KABUL, Afghanistan?A mortar shell tore through the roof of an eastern Afghan village school Thursday as boys studied, killing one child and injuring dozens, the government said.
The mortar attack hit a government-run boys school in Sarobi, 40 miles east of Kabul, Interior Ministry official Mohammed Azimi said in Kabul.
Family members told hospital workers the blast ripped through the ceiling of a classroom where about 35 boys were studying, said Rossella Miccio, administrator in the Kabul hospital where 19 of the injured were treated.
It was unclear whether the shell had targeted the school or strayed.
The area, under the control of a notorious warlord, was the site of the murder in November of four international journalists.
Amid the violence, U.N. Secretary-General Kofi Annan urged an extension of the mandate for the British-led peacekeeping force past summer?saying too quick an exit risks chaos for Afghanistan.
In Kabul, British peacekeepers reported coming under fire for the third time in two weeks. No injuries were reported, even though rounds came close enough to leave a bullet hole in the roof of the observation post.
International investigators were searching for motives and culprits in Wednesday night’s firing upon peacekeepers. The lone gunman got away, but only after drawing return fire from the British.
“One gunman was seen firing, and then he was seen running away, and then he fired again,” Graham Dunlop, spokesman for the international force, said.
The shooting, like one on Feb. 20, occurred near the rocket ruined Darulaman palace, a former residence of Afghanistan’s royalty.
The most serious shooting involving peacekeepers here occurred Feb. 16, when British soldiers fired on a vehicle taking a pregnant woman to the hospital after curfew. The woman’s brother-in-law was killed.
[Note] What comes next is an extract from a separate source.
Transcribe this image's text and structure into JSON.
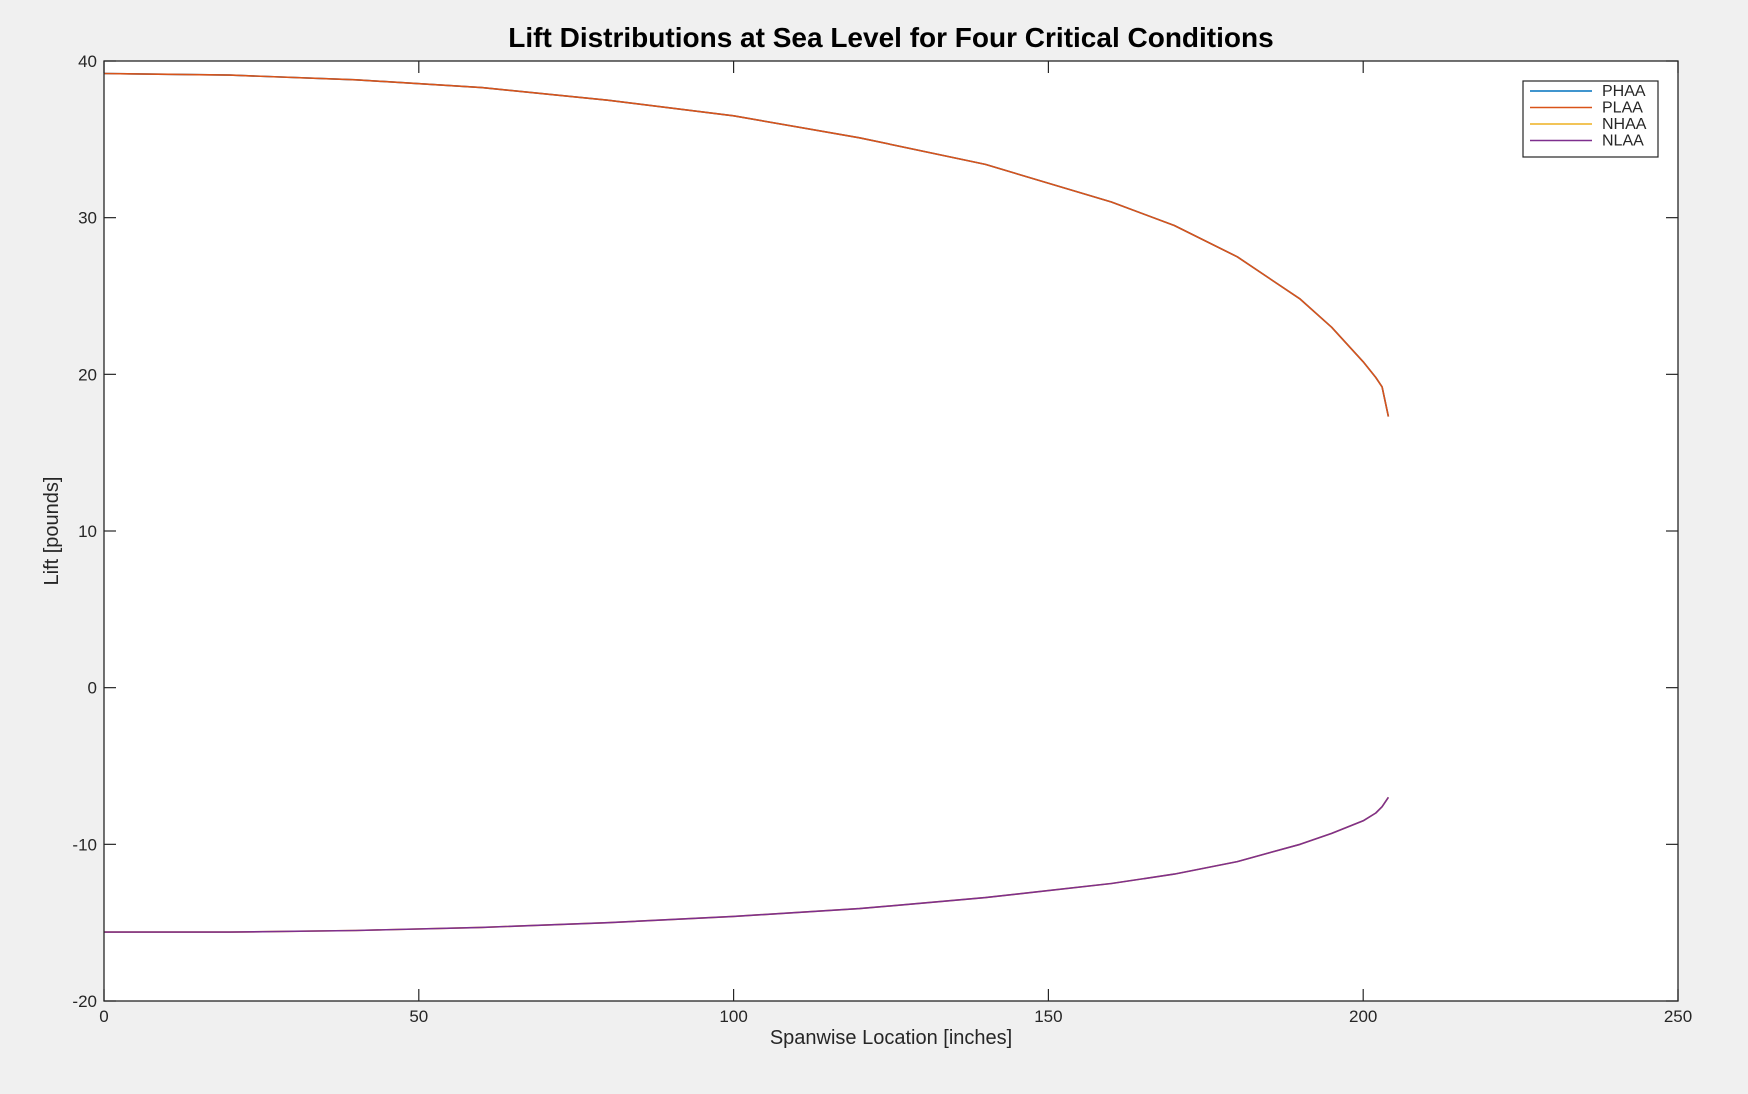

The peacekeepers, two of which returned to Great Britain, said then they were returning fire. The woman denied their claim, and Afghanistan’s interim administration is investigating.
The British lead an 18 country force of 4,500 peacekeepers in Kabul aimed at providing security in the capital, shattered by two decades of relentless war.
The United Nations is expected to decide by April whether to extend the peacekeeping force’s mandate past June.
Annan told German lawmakers in Berlin that an extension should be approved to help “a sustainable peace.”
French President Jacques Chirac, meeting Karzai in Paris, said he favors the extension but opposes deploying peacekeepers outside Kabul, to which they are currently limited.
Karzai has repeatedly asked the United Nations and Western powers to do so, saying it would help bring stability.
In northern Afghanistan, meanwhile, tensions between two rival commanders underscored the difficulties facing the loosely glued together government alliance.
Ethnic Tajik leader Atta Mohammed accused rival Gen. Rashid Dostum, an ethnic Uzbek, of sending six tanks and dozens of troops into Shulgara, 50 miles southwest of the main northern city of Mazar-e-Sharif.
Sporadic fighting between soldiers under the control of the two leaders has killed dozens of people in recent weeks.
Atta warned that if an agreement could not be reached on recalling Dostum’s troops, he may attack to force them back.
Earlier this week, Atta and one of Dostum’s senior lieutenants signed a peace agreement in another northwestern village where fighting the week before killed at least six people.